Saturday, March 22, 2014

Life is a Gamble



Last week I was certain that I was going to win the lottery. I kid you not. I almost never play the lottery. Unless I feel "led" to play, I agree with all you graduates of Financial Peace University: the lottery is dumb. But the circumstances were right:
  1. I had a weird dream. In the dream I am on vacation in Africa and spot a giant giraffe. I say "giant" because the face of the giraffe was so big that I didn't realize it was a giraffe until I was on much higher ground.
  2. June also has a dream (she never remembers her dreams). In this dream a bunch of stuff happens that I don't remember because I zeroed in on her saying there was a miniature giraffe in her dream. 
So I was thinking: GIRAFFES! So I looked up the lottery numbers that  corresponded with dreams of a giraffe and played them all. Pick 3. Pick 4. Then I arranged them into a couple of different sets for Mega Millions. I lost. Five dollars down the drain of foolishness. But since it was a small sum of money my heart was not crushed.

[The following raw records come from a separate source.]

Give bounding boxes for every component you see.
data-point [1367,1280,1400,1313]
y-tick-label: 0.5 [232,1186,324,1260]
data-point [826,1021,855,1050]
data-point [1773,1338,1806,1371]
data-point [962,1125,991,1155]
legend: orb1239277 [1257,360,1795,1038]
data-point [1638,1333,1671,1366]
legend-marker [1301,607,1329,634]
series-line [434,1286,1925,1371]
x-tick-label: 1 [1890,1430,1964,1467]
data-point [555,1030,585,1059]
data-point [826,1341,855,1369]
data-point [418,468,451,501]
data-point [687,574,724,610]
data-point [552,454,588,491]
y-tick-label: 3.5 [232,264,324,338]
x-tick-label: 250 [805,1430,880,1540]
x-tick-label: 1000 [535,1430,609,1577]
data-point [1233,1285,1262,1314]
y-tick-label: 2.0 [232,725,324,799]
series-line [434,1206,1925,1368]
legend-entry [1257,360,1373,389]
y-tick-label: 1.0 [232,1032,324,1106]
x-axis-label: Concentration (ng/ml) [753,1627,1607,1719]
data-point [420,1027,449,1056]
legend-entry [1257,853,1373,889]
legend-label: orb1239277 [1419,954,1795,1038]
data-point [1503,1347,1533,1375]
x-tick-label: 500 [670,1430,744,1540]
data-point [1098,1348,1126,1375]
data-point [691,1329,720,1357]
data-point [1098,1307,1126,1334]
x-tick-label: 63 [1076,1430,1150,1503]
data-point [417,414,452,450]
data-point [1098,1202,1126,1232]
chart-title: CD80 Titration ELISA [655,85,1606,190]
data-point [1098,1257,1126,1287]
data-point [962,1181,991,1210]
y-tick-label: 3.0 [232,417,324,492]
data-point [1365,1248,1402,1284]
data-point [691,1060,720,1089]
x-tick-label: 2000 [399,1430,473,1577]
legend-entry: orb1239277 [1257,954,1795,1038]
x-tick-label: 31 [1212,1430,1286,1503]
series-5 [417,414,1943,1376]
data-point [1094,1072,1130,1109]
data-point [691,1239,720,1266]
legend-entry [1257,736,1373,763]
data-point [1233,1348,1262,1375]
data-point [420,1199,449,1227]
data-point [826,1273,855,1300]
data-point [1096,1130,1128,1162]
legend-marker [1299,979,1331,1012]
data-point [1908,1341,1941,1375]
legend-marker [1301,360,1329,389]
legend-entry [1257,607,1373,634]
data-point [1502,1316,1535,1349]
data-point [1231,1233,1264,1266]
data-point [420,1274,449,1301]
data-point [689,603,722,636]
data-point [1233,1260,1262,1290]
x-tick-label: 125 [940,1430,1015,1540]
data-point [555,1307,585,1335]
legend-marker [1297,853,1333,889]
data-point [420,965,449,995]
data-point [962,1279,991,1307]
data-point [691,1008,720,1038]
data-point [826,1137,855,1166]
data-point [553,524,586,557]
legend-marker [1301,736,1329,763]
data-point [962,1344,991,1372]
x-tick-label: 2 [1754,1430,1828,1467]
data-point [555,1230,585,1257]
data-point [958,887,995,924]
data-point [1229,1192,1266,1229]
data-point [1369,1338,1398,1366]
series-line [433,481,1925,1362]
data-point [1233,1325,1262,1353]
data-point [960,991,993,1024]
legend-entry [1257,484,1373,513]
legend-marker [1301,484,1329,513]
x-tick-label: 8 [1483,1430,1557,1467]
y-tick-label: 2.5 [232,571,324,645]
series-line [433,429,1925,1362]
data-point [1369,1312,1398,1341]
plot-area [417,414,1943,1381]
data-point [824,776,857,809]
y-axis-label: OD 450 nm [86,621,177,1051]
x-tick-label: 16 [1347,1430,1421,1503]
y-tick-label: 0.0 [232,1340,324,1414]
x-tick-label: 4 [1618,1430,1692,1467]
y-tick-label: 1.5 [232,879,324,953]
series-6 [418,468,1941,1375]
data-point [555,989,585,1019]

I went to the Maryland Live! casino a couple of weeks ago for a friend's birthday celebration, and I lost $200. Quick. It smarts (a little) when I think of all the other things $200 could have bought; however, I had set aside that exact amount of money to either be the seed money for my winnings or the extent of my losses. So, since I was in control of it...that didn't really hurt either.

Lots of our most commonly used metaphors depict human life as a gambling game:

"I'll take my chances!"
"It's worth the risk"
"It's a crap shoot"
"He's totally bluffing..."
"Dating is a numbers game"
"Where is he when the chips are down?"
"Winning!"

And the list goes on and on. Gambling seems stupid, but we have (at least in our speech) marginalized our very existence to a game of risks and rewards...and we play our lives out like that.  This had me really down because (as noted above) I lose. I lose a lot. There are other gambling stories that have been omitted, but none of those have happy endings either.

But those are just games. Surely a Christian never treats life as a gamble...or do they?

Our faith? Our hope? Are these the currency we gamble with? Like maybe this next prayer will be the one that wins big?

I've thought about this and...no. This is why the Bible says:

“For My thoughts are not your thoughts, nor are your ways My ways,” declares the Lord. “For as the heavens are higher than the earth, so are My ways higher than your ways and My thoughts than your thoughts. - Isaiah 55:8-9

...I should just end the blog right here. I hate to tell you, even my thoughts criticizing old thoughts is probably dumb (especially compared with the knowledge of God), but I still have something to say.

As early as yesterday I was thinking of faith and hope in terms of gambles. "Step out on faith." "Keep asking, keep praying." All of that seems like "take-a-risk" language to me;  like one of these prayers will "hit" or like "somebody's got to win." The more I thought of it like that, the more tragic my life started to feel. It was like God was Maryland Live! and "the house always wins." And I always lose. So at the end of every prayer, as my chips of hope and faith are swept away, a still small voice whispers "My grace is sufficient for thee" (cue evil laughter)?!! 

When prayer is a numbers game rather than a faith game, I think maybe we're dealing with "wishes." And then it actually is a lot like gambling, thinking "maybe this will happen", or "maybe that will happen." I was more certain I was going to win the lottery last week than I have been about some of my prayers coming to pass. Because I was convinced that the two giraffe dreams meant something! However, the scriptures and past experiences had proven less convincing.

Faithless praying. I think I do that when my heart is too crushed to believe anything anymore. If you ask someone how to fix it, they'll say: pray. Except, take the "maybe" out of it. Take the gambling out it. Pray believing that it's working. From the moment the words leave your mouth...believe that they are working. 

"And without faith it is impossible to please God, because anyone who comes to him must believe that he exists and that he rewards those who earnestly seek him." - Hebrews 11:6

But when you ask, you must believe and not doubt, because the one who doubts is like a wave of the sea, blown and tossed by the wind. That person should not expect to receive anything from the Lord. Such a person is double-minded and unstable in all they do.
- James 1:6-8

That person comes intending to lose $200, because to him...life is a gamble. 



1 comment:

  1. Yeah, I think it does come down to believing God is in control. Even though the answers to our circumstantial prayers seem completely random...like gambling. I think we can still have doubts about the outcome when we pray and the outcome will still be in our favor, but when we have doubts about who God is, then it can hinder our spiritual growth, and a lot of the worldly blessings that come with it.